Valerio Manfredi est un spécialiste de l'antiquité. C'est là qu'il s'est le plus exprimé dans ses romans. En pivot, il y a cette trilogie sur
Alexandre le Grand qu'il était grand temps que j'explore. C'est Fifrildi qui m'a mis le pied à l'étrier en lisant avec moi. Je l'en remercie infiniment.
Cette première partie, qui démarre de sa naissance et finit à l'orée du débarquement en Perse, mélange agréablement l'imaginaire de l'auteur avec les faits historiques tels qu'il est allé les collecter entre autres chez les auteurs antiques. J'ai d'ailleurs parfois des doutes concernant certains passages dont je ne sais pas s'ils sont avérés ou inventés. Par exemple lorsque Olympias, la mère d'Alexandre, dépose une couronne de fleur autour du cou du cadavre de l'assassin de son époux Philippe II. Mais se poser ces questions ne nuit pas au déroulement du récit, très fluide.
Il règne une atmosphère de légende autour du futur conquérant : des présages, des rêves où les dieux interviennent, des réponses de la Pythie de Delphes dont on ne comprend la teneur que trop tard, une scène dionysiaque qui m'a fortement rappelé la pièce d'
Euripide «
Les Bacchantes ». On a presque un pied dans la mythologie ; la guerre de Troie est d'ailleurs omniprésente dans le récit, même si elle est considérée ici comme de l'Histoire.

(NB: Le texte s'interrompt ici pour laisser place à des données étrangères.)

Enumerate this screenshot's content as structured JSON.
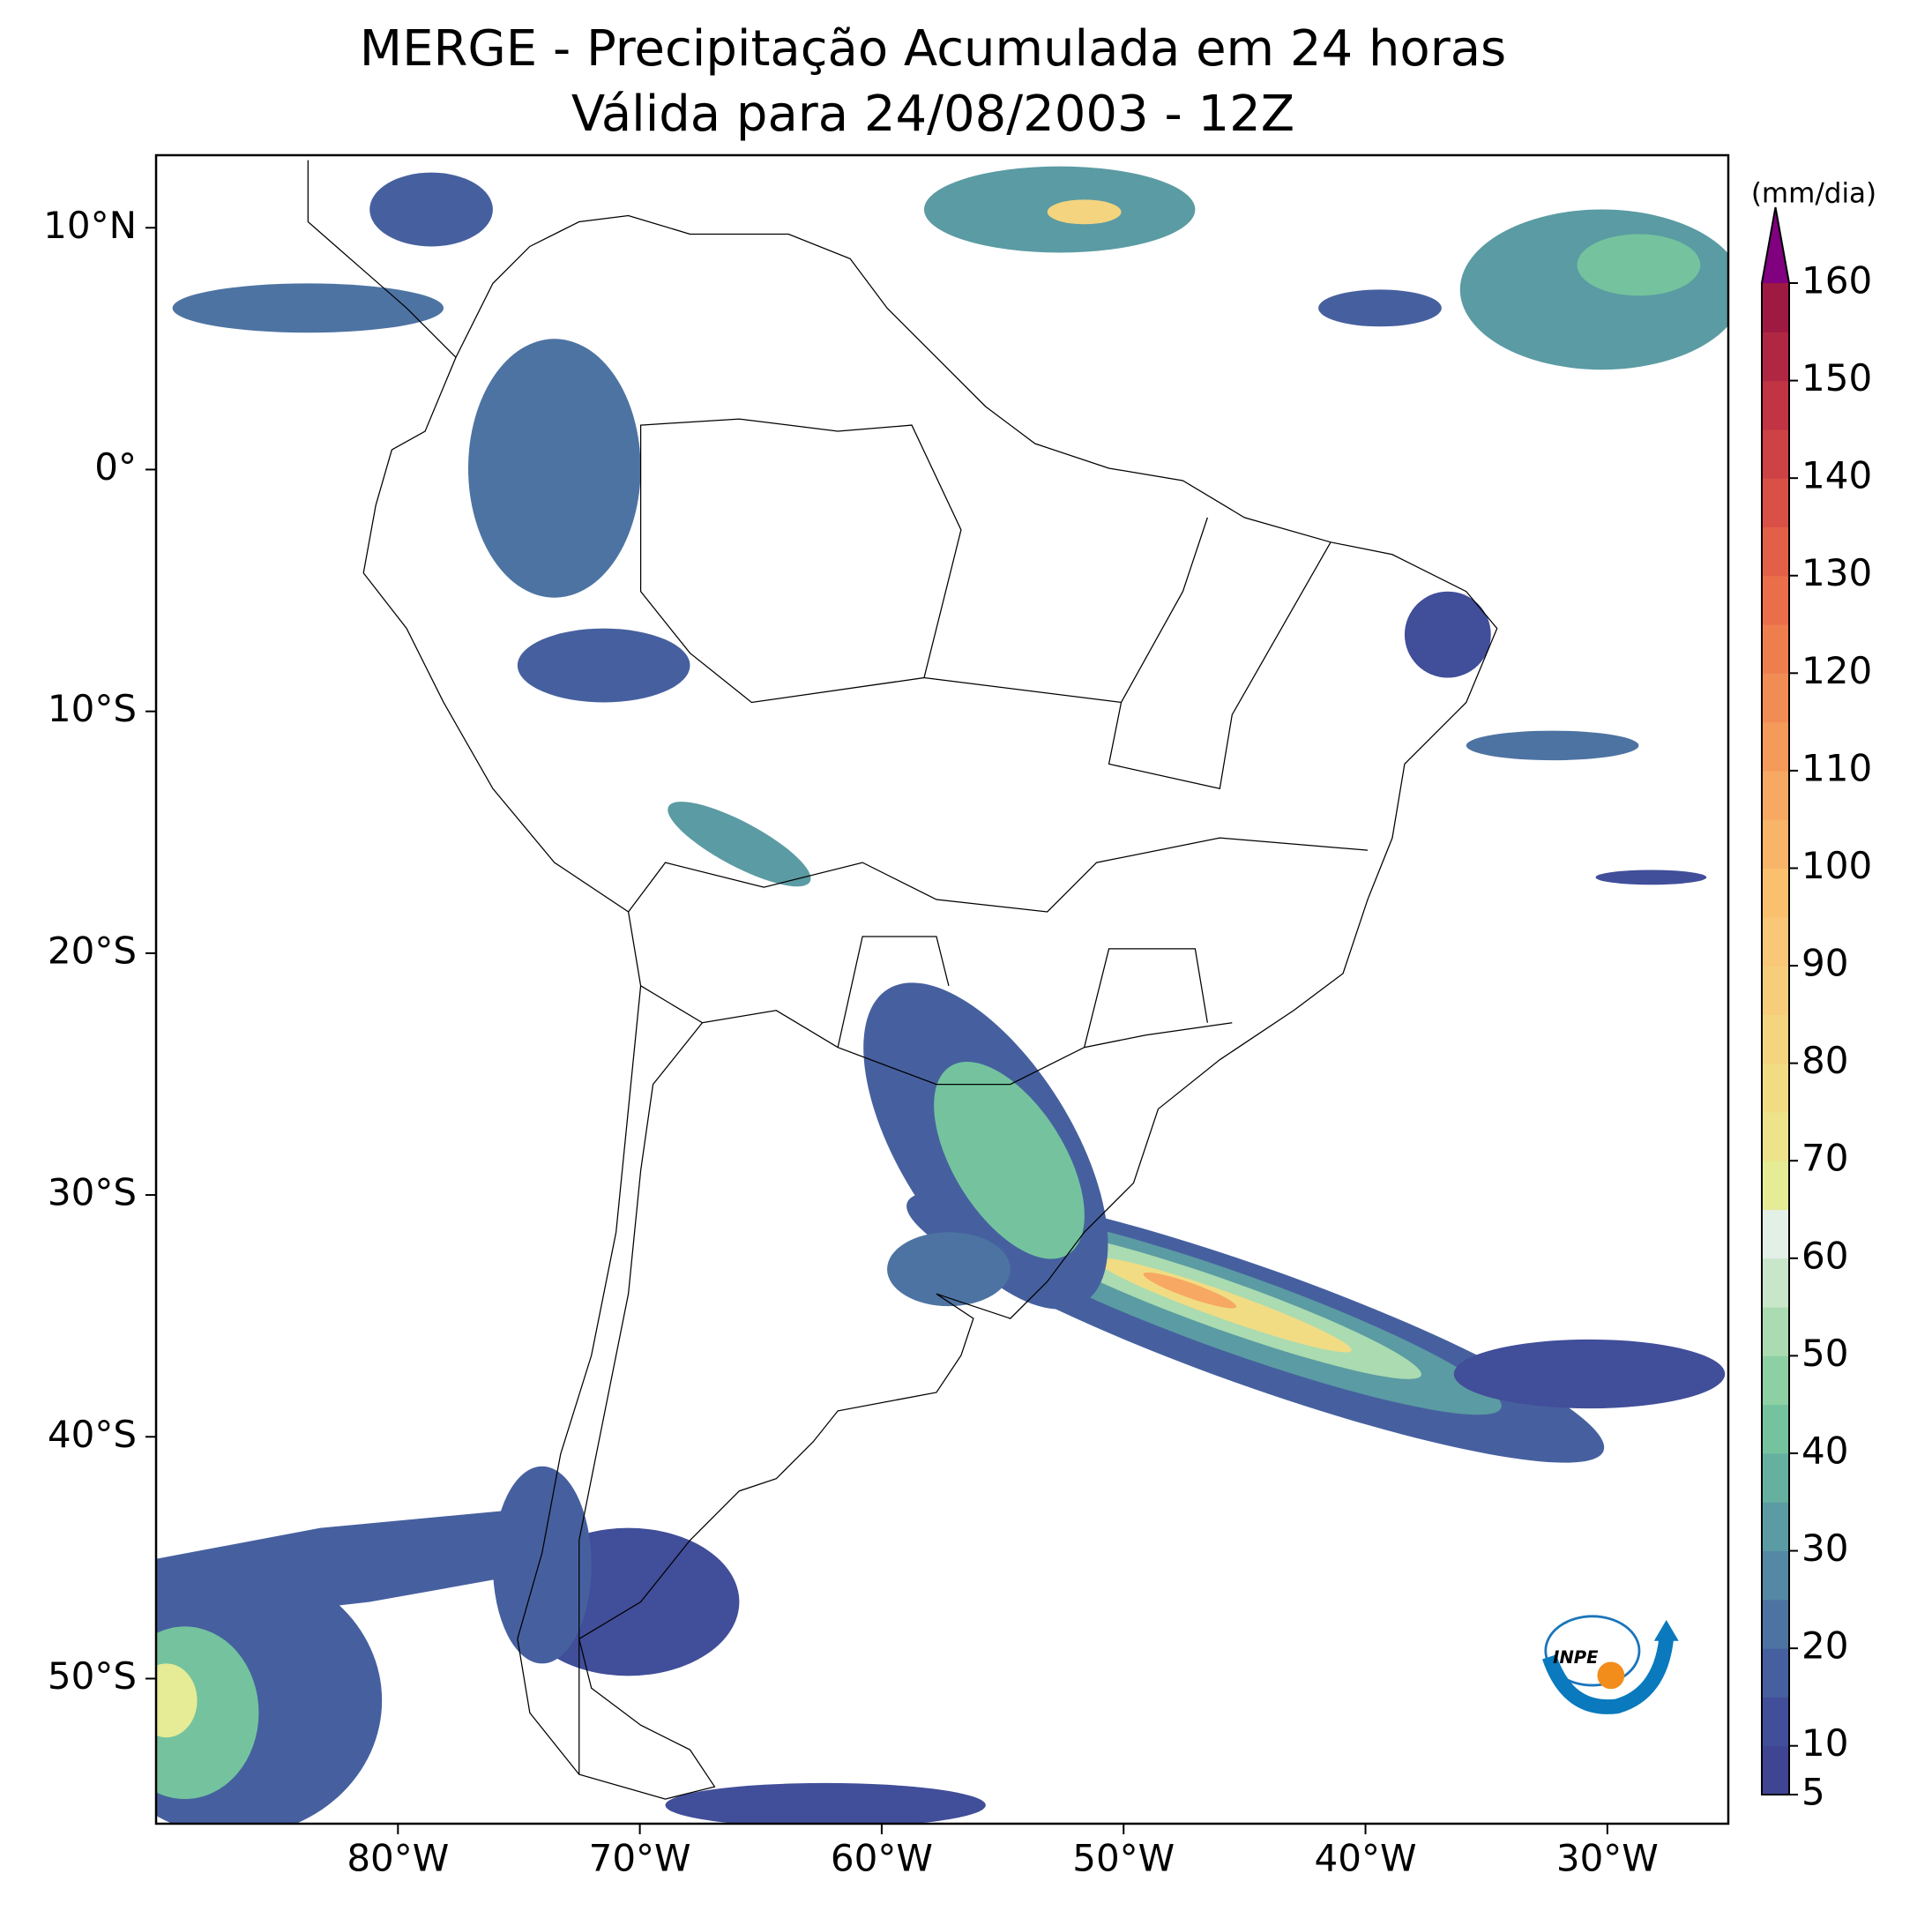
{
  "title": "MERGE - Precipitação Acumulada em 24 horas",
  "subtitle": "Válida para 24/08/2003 - 12Z",
  "map": {
    "lonlim": [
      -90,
      -25
    ],
    "latlim": [
      -56,
      13
    ],
    "lon_ticks": [
      {
        "value": -80,
        "label": "80°W"
      },
      {
        "value": -70,
        "label": "70°W"
      },
      {
        "value": -60,
        "label": "60°W"
      },
      {
        "value": -50,
        "label": "50°W"
      },
      {
        "value": -40,
        "label": "40°W"
      },
      {
        "value": -30,
        "label": "30°W"
      }
    ],
    "lat_ticks": [
      {
        "value": 10,
        "label": "10°N"
      },
      {
        "value": 0,
        "label": "0°"
      },
      {
        "value": -10,
        "label": "10°S"
      },
      {
        "value": -20,
        "label": "20°S"
      },
      {
        "value": -30,
        "label": "30°S"
      },
      {
        "value": -40,
        "label": "40°S"
      },
      {
        "value": -50,
        "label": "50°S"
      }
    ]
  },
  "colorbar": {
    "label": "(mm/dia)",
    "lim": [
      5,
      160
    ],
    "ticks": [
      5,
      10,
      20,
      30,
      40,
      50,
      60,
      70,
      80,
      90,
      100,
      110,
      120,
      130,
      140,
      150,
      160
    ],
    "levels": [
      5,
      10,
      15,
      20,
      25,
      30,
      35,
      40,
      45,
      50,
      55,
      60,
      65,
      70,
      75,
      80,
      85,
      90,
      95,
      100,
      105,
      110,
      115,
      120,
      125,
      130,
      135,
      140,
      145,
      150,
      155,
      160
    ],
    "colors": [
      "#3f4592",
      "#414e99",
      "#46609f",
      "#4d73a2",
      "#5488a4",
      "#5b9ba3",
      "#66b0a0",
      "#74c39e",
      "#8dd0a4",
      "#aadbb1",
      "#c8e6c9",
      "#e2f0e8",
      "#e6eb96",
      "#ede38a",
      "#f1dc84",
      "#f4d47e",
      "#f7cd7b",
      "#f9c777",
      "#fbc06e",
      "#f8b468",
      "#f7a862",
      "#f49a5b",
      "#f28c55",
      "#ef7e4f",
      "#ea6e4a",
      "#e26048",
      "#d95146",
      "#cc4245",
      "#c03443",
      "#b02743",
      "#9e1a43"
    ],
    "extend_color": "#800080"
  },
  "logo_text": "INPE"
}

Le récit privilégie quelques personnages tout en nous en présentant une flopée qui n'ont pas vraiment de profondeur et représentent seulement ce que l'Histoire sait d'eux. C'est un peu dommage concernant les « chevaliers de la Table Ronde » d'Alexandre, sa bande d'amis indéfectibles qui l'accompagneront au bout du monde : Lysimaque, Héphestion, Ptolémée, etc. Mais il y a déjà tellement à dire sur ceux qui sont plus approfondis. Alexandre a le rôle principal, bien sûr. L'auteur insiste beaucoup sur sa double nature : l'affamé de connaissances et de culture formé au raisonnement par
Aristote et le guerrier capable de céder à d'immenses colères du genre berserk. L'auteur le dédouane toutefois de la destruction de Thèbes. Selon lui la décision est venue du conseil de la ligue des anciennes villes dépendantes de Thèbes. Information historique ou conjecture ?
Son père Philippe II suit un petit cran derrière. On apprécie son sens politique, on saisit son ambition mais aussi son côté amateur de boisson et de femmes.
Valerio Manfredi présente une évolution père-fils très nette au cours des années, d'une profonde confiance vers une tension. J'ai trouvé intéressant de voir Alexandre perdre ses repères quand il apprend que la nouvelle épouse de son père donnait naissance à un fils. La fierté de part et d'autre provoque un clash qui aurait pu être définitif.
Olympias est un autre personnage fascinant. Elle forme à elle seule une sorte d'opposition à Philippe. Elle protègera son rejeton quel qu'en soit le prix ; l'auteur n'hésite pas à la comparer à Clytemnestre et à
Médée, c'est dire.
Et bien sûr, il y a
Aristote. Il est ici la raison incarnée en homme et fait même acte d'enquêteur type
Sherlock Holmes. le passage de la formation d'Alexandre à Mieza était riche d'enseignement pour moi.
En joker, on apprend qu'Alexandre avait un « double » conquérant de l'occident. Alors qu'il part conquérir l'Asie, son oncle Alexandre d'Épire part du côté de l'Italie. J'ignorais tout de ce personnage qui mériterait son propre roman.
Valerio Manfredi prend le temps de décrire l'architecture, les costumes, les repas. C'est toute une époque qui prend vie. Les scènes de bataille sont bien rendues, même s'il leur manque un peu du dramatique du combat vu « de l'intérieur » (ma référence ici est
Paul Kearney et sa trilogie des Macht).
Je ressors très satisfait de cette lecture qui n'est encore qu'un hors d'oeuvre. J'espère que la suite sera aussi fascinante. Mais j'ai peu de doutes vu le talent et les connaissances de l'auteur.